Cela a des répercussions dramatiques quand il s’agit de faire valoir la détresse des salariés, car cela biaise également toute étude scientifique sur la souffrance au travail et donne prétexte à individualiser le problème, comme a tenté de le faire Lombard en décrivant les suicides comme un « effet à la mode Werther » (en référence à la présumée vague de suicides suite à la publication des Souffrances du jeune Werther de Goethe qui a donné nom dans les années 1970 à une théorie "l’effet Werther" sur les suicides en chaîne lors de leurs médiatisations). Une bataille avait été remportée précédemment contre France Télécom avec la reconnaissance du préjudice d’anxiété, annulé puis rétabli par justice, au terme d’un procès entre la direction et les secteurs minier et automobile du groupe à cause de l’exposition à l’amiante, et dont on estime le nombre de victimes potentielles à 20 000. En 2008, le cas d’un suicide d’un salarié de France Télécom « en direct » avait suscité un tollé dans la presse française, et la famille, depuis retrouvée par les syndicats, confirme que France Télécom n’avait fourni aucune explication, se lavant les mains derrière leur plan social. De même, lorsqu’un autre salarié s’était décidé à sauter du toit du 18ème étage d’une plate-forme (mais ayant été retenu par ses collègues), la direction avait estimé que les outils qu’ils avaient apporté pour dévisser la fenêtre lui aurait servi, pour son loisir, à faire du bricolage… Ainsi un médecin psychiatre, convoqué à l’audience, relate à ce titre que « 20 % des français déclarent avoir déjà pensé au suicide », et dont « 42 % des personnes qui se sentent harcelées ont des pensées de suicide ». Tout en pointant le fait que l’on ne demande pas, dans ces études, si les pensées suicidaires sont dues au harcèlement, le médecin a fait également le lien avec le taux de chômage actuel et le besoin pour l’humain d’exercer une activité.

Aujourd’hui les lois sont faites pour que le délais de prescription s’applique à 3 ans avant le premier dépôt de plainte, dont le premier a été effectué fin 2010 par le syndicat Sud-PTT, mais cependant la loi sur le harcèlement moral institutionnel permet d’obtenir des indemnisations qui ne sont pas plafonnées.
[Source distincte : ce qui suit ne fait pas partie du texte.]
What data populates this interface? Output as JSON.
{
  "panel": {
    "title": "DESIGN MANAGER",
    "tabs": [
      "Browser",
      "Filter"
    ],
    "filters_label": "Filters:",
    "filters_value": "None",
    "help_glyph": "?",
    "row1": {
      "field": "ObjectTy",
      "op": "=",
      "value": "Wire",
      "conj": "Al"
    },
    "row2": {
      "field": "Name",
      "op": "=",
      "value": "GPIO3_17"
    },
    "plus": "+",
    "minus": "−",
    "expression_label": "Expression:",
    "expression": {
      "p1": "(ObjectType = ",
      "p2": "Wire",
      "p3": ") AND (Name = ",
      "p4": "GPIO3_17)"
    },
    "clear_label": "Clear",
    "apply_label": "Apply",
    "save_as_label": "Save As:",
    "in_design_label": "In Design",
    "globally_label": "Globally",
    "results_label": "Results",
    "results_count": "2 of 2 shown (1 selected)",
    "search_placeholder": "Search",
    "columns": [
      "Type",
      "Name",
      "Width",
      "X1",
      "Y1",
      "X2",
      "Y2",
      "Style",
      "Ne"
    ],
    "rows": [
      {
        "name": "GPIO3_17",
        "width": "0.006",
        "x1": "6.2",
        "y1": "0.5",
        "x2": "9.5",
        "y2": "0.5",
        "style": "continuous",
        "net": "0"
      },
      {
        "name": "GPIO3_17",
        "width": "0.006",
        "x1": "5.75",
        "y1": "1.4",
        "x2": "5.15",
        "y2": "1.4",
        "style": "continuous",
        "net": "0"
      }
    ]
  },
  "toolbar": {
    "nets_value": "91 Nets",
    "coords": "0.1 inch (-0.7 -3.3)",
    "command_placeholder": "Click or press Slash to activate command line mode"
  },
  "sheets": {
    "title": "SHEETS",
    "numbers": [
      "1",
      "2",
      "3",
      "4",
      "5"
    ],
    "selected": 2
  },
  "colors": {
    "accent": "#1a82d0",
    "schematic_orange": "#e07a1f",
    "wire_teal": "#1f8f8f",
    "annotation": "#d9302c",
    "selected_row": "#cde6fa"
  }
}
Les chances de gagner vont dans le sens des salariés, qui bénéficient du soutien de la part des grands médias (difficile d’être en faveur de France Télécom !) et de l’opinion publique. C’est pourquoi P. Ackerman, le délégué Sud-PTT, appelle aujourd’hui les autres syndicats de France Télécom à faire un front d’indemnisation pour aller au-delà de la période 2007 et encourage les anciens salariés, les familles, les associations de victimes et tous les témoins à se porter partie civile, car il est évident que les chiffres retenus par la justice sont bien en deçà de la réalité, et qu’il serait un moindre retour que d’obtenir une indemnisation financière, élargie à l’ensemble des salariés et des familles victimes des politiques de management inhumaines. Pour ce faire, le site procès Lombard permet de rentrer en contact avec le syndicat, qui relaie régulièrement les suites de l’affaire, et sur lequel on peut voir les différents soutiens se manifester, et qui sont constitués de profils aussi divers qu’un groupe de Rap ou un prof de droit de Nanterre.